Le matin traîne, il se frotte les yeux, où s’attardent les lambeaux du rêve qui le berce encore et, la tête dans les nuages, il fait le dos rond, mi-bougon mi-ronronnant, sous la caresse du soleil voilé. La promesse de la lumière émeut de son murmure les collines qui se succèdent, laisse attendre ses prestiges, ajourne la volupté de ses lointains – on entrera plus tard dans l’harmonie de peintre, qui réveille au cœur la magie de l’enfance quand elle saute à pieds joints dans la poussière de craie ouvrant, sur les trottoirs d’une ville, les horizons à ravir et à bondir, dans les rires et les accents qui chantent.

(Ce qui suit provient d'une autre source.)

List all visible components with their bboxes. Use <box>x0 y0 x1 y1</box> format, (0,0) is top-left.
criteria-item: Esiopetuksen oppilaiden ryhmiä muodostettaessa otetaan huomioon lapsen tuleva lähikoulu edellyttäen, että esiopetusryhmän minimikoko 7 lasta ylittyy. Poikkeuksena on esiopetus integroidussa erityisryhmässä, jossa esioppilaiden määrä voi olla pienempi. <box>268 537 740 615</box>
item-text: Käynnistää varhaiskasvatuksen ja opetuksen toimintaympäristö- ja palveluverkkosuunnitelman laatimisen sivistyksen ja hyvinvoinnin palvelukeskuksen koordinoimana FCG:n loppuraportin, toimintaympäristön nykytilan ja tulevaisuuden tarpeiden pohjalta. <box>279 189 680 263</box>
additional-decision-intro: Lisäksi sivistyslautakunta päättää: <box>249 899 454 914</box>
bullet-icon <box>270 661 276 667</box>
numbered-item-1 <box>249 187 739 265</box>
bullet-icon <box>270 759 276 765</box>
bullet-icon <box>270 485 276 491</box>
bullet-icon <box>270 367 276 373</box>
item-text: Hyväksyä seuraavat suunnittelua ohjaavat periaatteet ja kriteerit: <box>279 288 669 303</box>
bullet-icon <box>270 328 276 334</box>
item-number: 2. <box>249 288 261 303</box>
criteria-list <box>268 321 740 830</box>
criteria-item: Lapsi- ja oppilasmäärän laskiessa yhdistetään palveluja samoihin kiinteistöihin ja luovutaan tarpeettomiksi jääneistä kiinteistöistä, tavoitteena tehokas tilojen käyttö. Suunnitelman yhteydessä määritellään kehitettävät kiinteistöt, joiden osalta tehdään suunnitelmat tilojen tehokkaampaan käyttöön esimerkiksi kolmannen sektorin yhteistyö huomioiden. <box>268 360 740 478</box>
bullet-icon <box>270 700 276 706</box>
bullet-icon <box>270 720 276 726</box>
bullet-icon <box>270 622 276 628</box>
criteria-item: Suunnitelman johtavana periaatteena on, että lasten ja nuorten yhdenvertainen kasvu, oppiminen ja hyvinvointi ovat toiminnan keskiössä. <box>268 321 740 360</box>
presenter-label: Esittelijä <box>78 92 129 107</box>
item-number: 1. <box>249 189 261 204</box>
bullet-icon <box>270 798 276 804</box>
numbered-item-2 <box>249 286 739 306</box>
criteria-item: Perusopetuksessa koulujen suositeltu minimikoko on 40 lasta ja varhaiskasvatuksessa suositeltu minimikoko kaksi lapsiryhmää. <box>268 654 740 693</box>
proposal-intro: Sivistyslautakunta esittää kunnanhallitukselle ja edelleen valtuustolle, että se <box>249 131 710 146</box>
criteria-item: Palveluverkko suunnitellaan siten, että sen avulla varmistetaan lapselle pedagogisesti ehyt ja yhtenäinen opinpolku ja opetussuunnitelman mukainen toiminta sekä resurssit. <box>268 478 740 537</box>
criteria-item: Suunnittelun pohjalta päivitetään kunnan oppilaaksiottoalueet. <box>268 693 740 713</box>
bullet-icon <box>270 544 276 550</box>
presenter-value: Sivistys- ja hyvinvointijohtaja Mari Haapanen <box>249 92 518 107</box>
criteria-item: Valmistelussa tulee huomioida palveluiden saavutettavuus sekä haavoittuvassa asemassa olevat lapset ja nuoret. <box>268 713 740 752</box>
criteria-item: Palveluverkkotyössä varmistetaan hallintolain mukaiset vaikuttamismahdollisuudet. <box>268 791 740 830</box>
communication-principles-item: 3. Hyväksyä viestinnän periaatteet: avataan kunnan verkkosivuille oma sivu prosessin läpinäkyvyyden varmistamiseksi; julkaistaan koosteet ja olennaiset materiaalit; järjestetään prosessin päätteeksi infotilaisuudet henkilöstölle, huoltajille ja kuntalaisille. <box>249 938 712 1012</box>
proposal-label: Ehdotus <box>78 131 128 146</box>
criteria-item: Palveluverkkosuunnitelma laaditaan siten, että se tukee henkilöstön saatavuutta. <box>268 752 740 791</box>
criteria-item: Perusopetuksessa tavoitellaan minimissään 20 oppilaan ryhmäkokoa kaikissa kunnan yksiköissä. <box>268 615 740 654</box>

Dans le train qui s’ébranle, le matin est lent à se réchauffer, qui se meut au rythme locomotive des paysages qui défilent et des rails qui bourdonnent, les voix bavardes dessus font leurs gammes, peu à peu leurs arpèges percent ton esprit embrumé, et ton regard se porte à la source de la voix :  une jeune femme assise en face de toi, le visage large, ouvert, aux membres sans grâce particulière, un peu trop robustes peut-être — comme si tu ne voyais plus que marbres et statues, la fermeté d’une prise, la solidité d’une posture, l’énergie façonnée de muscles tendus, une vigueur plus masculine que jouvencelle chez cette compagne de voyage sans apprêt, compagne de hasard sans effet.

Pourtant te voilà déjà retenue par une ombre, un reflet, qui enrobe les gestes, aggrave la voix et alourdit ton ventre. Alors tu suis la conversation mimée sur le corps et le visage de la jeune femme – l’arc des lèvres charnues et expressives, le nez droit qui ordonne les autres traits selon l’idéal de l’art, et quoi, quoi de plus familier encore, qui plane à l’entour à l’entour des yeux, cache et révèle un songe, un éclat… – et son mouvement de sourcils, ni froncement ni haussement, entêtant entre-deux, qui revient sans cesse,  fascinant, tic importun agaçant qui joue et rejoue la séquence étonnement-d’accord, étonnemment-d’accord, étonnement-d’accord — est-ce masque ou joie ? émerveillement perpétuellement ressenti ou politesse concédée malgré une incompréhension devenue banale ? un frémisssement, un frémissement à peine, mais continu, constant, qui t’enchaîne et t’entraîne dans son sillage d’illusion où miroite le même visage que tu connais bien…

Bat l’aile du mirage, bat l’aile du matin. Bat l’aile de l’absent.